Avec le recul, force est de constater que la période où je me faisais le plus brancher dans la rue – par des jeunes, mais aussi des moins jeunes, de bons pères de famille et des mecs louches, toutes CSP confondues – était ma période la plus craignos niveau style. C’était quand j’avais entre 16 et 18 ans. Je me maquillais à la truelle, je portais des débardeurs Zara en lycra à fines bretelles, sur d’infâmes soutiens-gorge push-up rembourrés, et surmontées de jeans Diesel taille basse délavés. À cette époque, tous les mecs me mataient.

Au cours des années, j’ai interrogé plusieurs mecs sur leurs goûts et leurs tabous en matière de fringues féminines. Ces brèves mais enrichissantes interactions m’ont permis de dresser un portrait-robot assez précis de leur idéal vestimentaire au féminin. Tous répètent qu’ils aiment les filles « féminines » mais « discrètes ». Certains parlent de « sexyness non ostentatoire ». De la même manière, ils répètent qu’ils ne veulent pas d’une fille habillée de façon « trop voyante ». On peut dire que les hommes préfèrent les filles timides quoique jolies, qui n’attirent pas les regards mais qui ne sont pas trop laides non plus. Les hommes aiment les potiches, en gros. Ce qui est assez désespérant.

Sans surprise, lorsque je leur ai demandé pour quelles raisons ils aimaient ces filles sexy-mais-pas-trop, ils m’ont répondu que « les filles trop stylées recherchaient l’attention et les regards », ce qu’ils envisagent comme « une façon de combler un manque de confiance en elles ». Cette remarque est objectivement stupide.
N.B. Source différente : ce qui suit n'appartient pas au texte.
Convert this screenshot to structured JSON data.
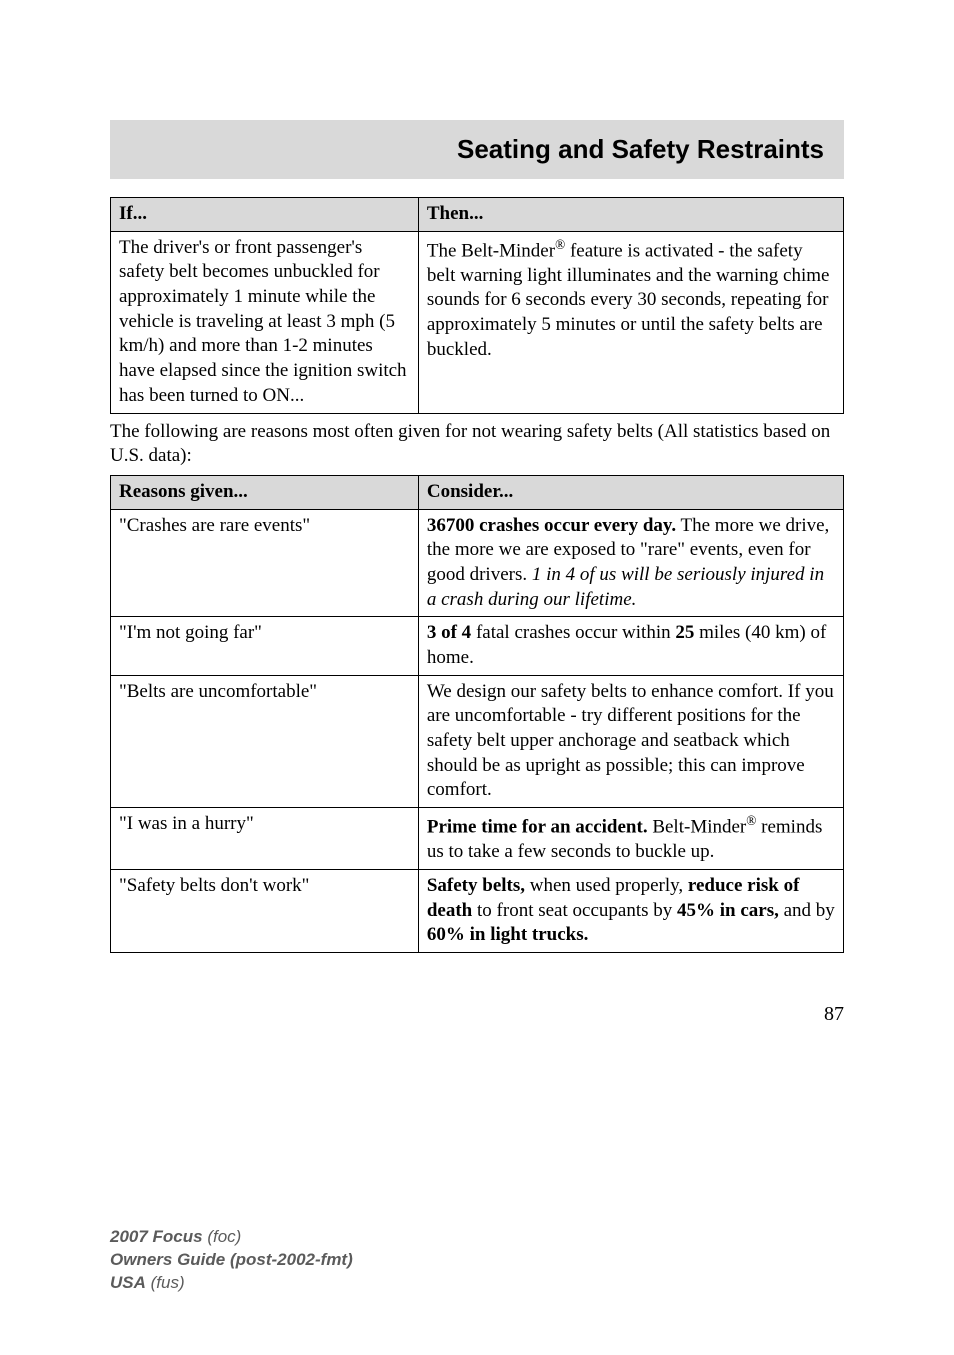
{
  "title": "Seating and Safety Restraints",
  "table1": {
    "header_if": "If...",
    "header_then": "Then...",
    "row1_if": "The driver's or front passenger's safety belt becomes unbuckled for approximately 1 minute while the vehicle is traveling at least 3 mph (5 km/h) and more than 1-2 minutes have elapsed since the ignition switch has been turned to ON...",
    "row1_then_a": "The Belt-Minder",
    "row1_then_b": " feature is activated - the safety belt warning light illuminates and the warning chime sounds for 6 seconds every 30 seconds, repeating for approximately 5 minutes or until the safety belts are buckled."
  },
  "intertext": "The following are reasons most often given for not wearing safety belts (All statistics based on U.S. data):",
  "table2": {
    "header_reasons": "Reasons given...",
    "header_consider": "Consider...",
    "r1_reason": "\"Crashes are rare events\"",
    "r1_c_a": "36700 crashes occur every day.",
    "r1_c_b": " The more we drive, the more we are exposed to \"rare\" events, even for good drivers. ",
    "r1_c_c": "1 in 4 of us will be seriously injured in a crash during our lifetime.",
    "r2_reason": "\"I'm not going far\"",
    "r2_c_a": "3 of 4",
    "r2_c_b": " fatal crashes occur within ",
    "r2_c_c": "25",
    "r2_c_d": " miles (40 km) of home.",
    "r3_reason": "\"Belts are uncomfortable\"",
    "r3_c": "We design our safety belts to enhance comfort. If you are uncomfortable - try different positions for the safety belt upper anchorage and seatback which should be as upright as possible; this can improve comfort.",
    "r4_reason": "\"I was in a hurry\"",
    "r4_c_a": "Prime time for an accident.",
    "r4_c_b": " Belt-Minder",
    "r4_c_c": " reminds us to take a few seconds to buckle up.",
    "r5_reason": "\"Safety belts don't work\"",
    "r5_c_a": "Safety belts,",
    "r5_c_b": " when used properly, ",
    "r5_c_c": "reduce risk of death",
    "r5_c_d": " to front seat occupants by ",
    "r5_c_e": "45% in cars,",
    "r5_c_f": " and by ",
    "r5_c_g": "60% in light trucks."
  },
  "page_number": "87",
  "footer": {
    "l1a": "2007 Focus",
    "l1b": " (foc)",
    "l2": "Owners Guide (post-2002-fmt)",
    "l3a": "USA",
    "l3b": " (fus)"
  },
  "reg_mark": "®"
}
Car on peut s’interroger sur celui des deux qui souffre de déficit d’estime lorsque l’homme ne tient plus à « assumer » la compagnie d’une fille originale, rigolote ou « trop stylée », sur laquelle les autres hommes se retournent.

En effet, si cette volonté de s’entourer de femmes low profile sans aucune volonté de se démarquer paraît de prime abord assez affligeante, elle cache en général un gros manque de confiance en soi de la part des mecs. Si j’en crois les nombreux témoignages que j’ai recueillis, les femmes intelligentes, sûres d’elles et originales, fascinent les mecs autant qu’elles les font flipper. Ils ne se sentent pour la plupart pas les épaules pour – une nouvelle fois – « assumer » une femme qui sort de la masse des potiches. Ils n’aiment pas celle qui attire les regards. Et que l’on risque par voie de conséquence de leur piquer à un moment ou à un autre.

Mais évidemment, le problème ne vient pas seulement des hommes. Car en 2016 plus que jamais, tous les articles de presse féminine le rabâchent à longueur de temps : pour un first date, il est conseillé aux femmes de se vêtir de façon « sexy mais subtile », en évitant à tout prix ce que les rédactrices nomment « les coups d’éclat ».

Un code de conduite sous forme d’injonction permanente au girly est de fait parfaitement résumé par le chapo de cet article de Cosmpolitan intitulé « Ce que les hommes aiment chez une femme, mythe ou réalité ? » Au détour de deux ou trois conseils roués, on peut y lire : « Ils n’aiment pas les franges, les lunettes, le rouge à lèvres et les filles overlookées. En revanche, ils craquent pour les jeunes (!), l’épilation intégrale, les jupes et la discrétion. » Une preuve de plus, s’il en fallait, qu’il reste encore pas mal de boulot avant qu’hommes comme femmes cessent d’être des gros beaufs.